I am reading Rings and Categories of Modules by Anderson and Fuller. In the book page 293:
An indecomposable injective left $R$-module must be the injective envelope of each of its non-zero submodules.It follows that the set$\quad${${E(R/I)|I\leq R}$}$\quad$contains an isomorphic copy of each indecomposable injective.
I want someone to explain why the set$\quad${${E(R/I)|I\leq R}$}contains an isomorphic copy of each indecomposable injective. Thanks very much.
I assume $E(-)$ denotes injective envelopes, and $I \leq R$ means $I$ is a left ideal of $R$.
Recall Lemma 25.2 on page 290 in Anderson-Fuller. It says $M$ cogenerates $R/I$ iff $I$ is the annihilator of $M$. We apply this to our situation.

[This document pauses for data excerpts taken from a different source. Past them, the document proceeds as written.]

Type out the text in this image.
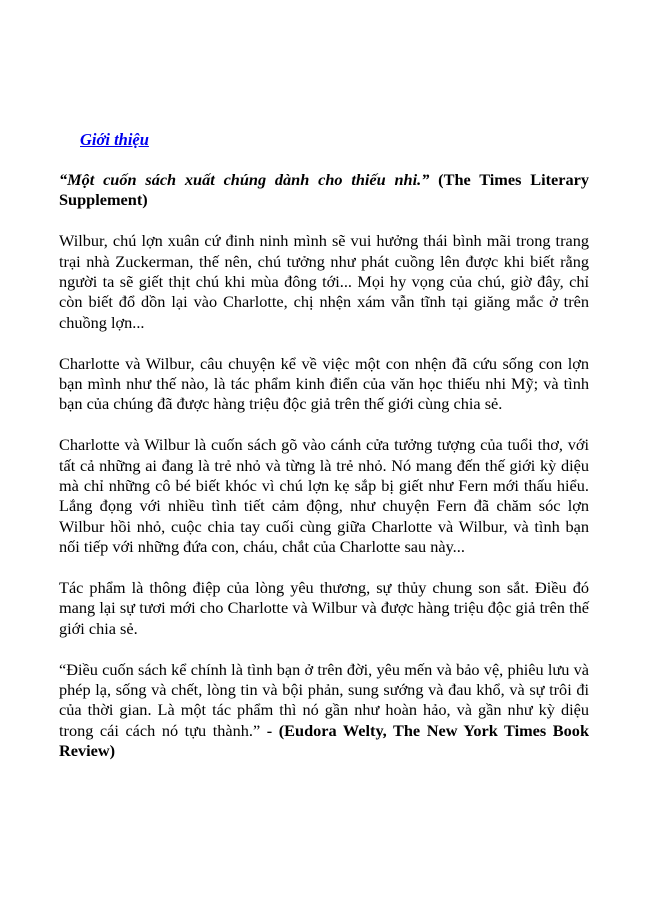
Giới thiệu

“Một cuốn sách xuất chúng dành cho thiếu nhi.” (The Times Literary Supplement)

Wilbur, chú lợn xuân cứ đinh ninh mình sẽ vui hưởng thái bình mãi trong trang trại nhà Zuckerman, thế nên, chú tưởng như phát cuồng lên được khi biết rằng người ta sẽ giết thịt chú khi mùa đông tới... Mọi hy vọng của chú, giờ đây, chỉ còn biết đổ dồn lại vào Charlotte, chị nhện xám vẫn tĩnh tại giăng mắc ở trên chuồng lợn...

Charlotte và Wilbur, câu chuyện kể về việc một con nhện đã cứu sống con lợn bạn mình như thế nào, là tác phẩm kinh điển của văn học thiếu nhi Mỹ; và tình bạn của chúng đã được hàng triệu độc giả trên thế giới cùng chia sẻ.

Charlotte và Wilbur là cuốn sách gõ vào cánh cửa tưởng tượng của tuổi thơ, với tất cả những ai đang là trẻ nhỏ và từng là trẻ nhỏ. Nó mang đến thế giới kỳ diệu mà chỉ những cô bé biết khóc vì chú lợn kẹ sắp bị giết như Fern mới thấu hiểu. Lắng đọng với nhiều tình tiết cảm động, như chuyện Fern đã chăm sóc lợn Wilbur hồi nhỏ, cuộc chia tay cuối cùng giữa Charlotte và Wilbur, và tình bạn nối tiếp với những đứa con, cháu, chắt của Charlotte sau này...

Tác phẩm là thông điệp của lòng yêu thương, sự thủy chung son sắt. Điều đó mang lại sự tươi mới cho Charlotte và Wilbur và được hàng triệu độc giả trên thế giới chia sẻ.

“Điều cuốn sách kể chính là tình bạn ở trên đời, yêu mến và bảo vệ, phiêu lưu và phép lạ, sống và chết, lòng tin và bội phản, sung sướng và đau khổ, và sự trôi đi của thời gian. Là một tác phẩm thì nó gần như hoàn hảo, và gần như kỳ diệu trong cái cách nó tựu thành.” - (Eudora Welty, The New York Times Book Review)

Take any indecomposable injective $E$, and let $I \leq R$ be its annihilator. Then $E$ cogenerates $R/I$ by the lemma. That implies there is a monomorphism $\iota \colon R/I \to E^n$ for some $n \in \mathbb{N}$. Take a projection $\pi \colon E^n \to E$ such that $\pi \iota \neq 0$. Then the composition induces a monomorphism $(R/I) /\ker(\pi \iota) \to E$. Since $E$ is the injective envelope of all of its submodules, this shows $E$ is isomorphic to the injective envelope of $(R/I) /\ker(\pi \iota)$, which is a factor module of $R$.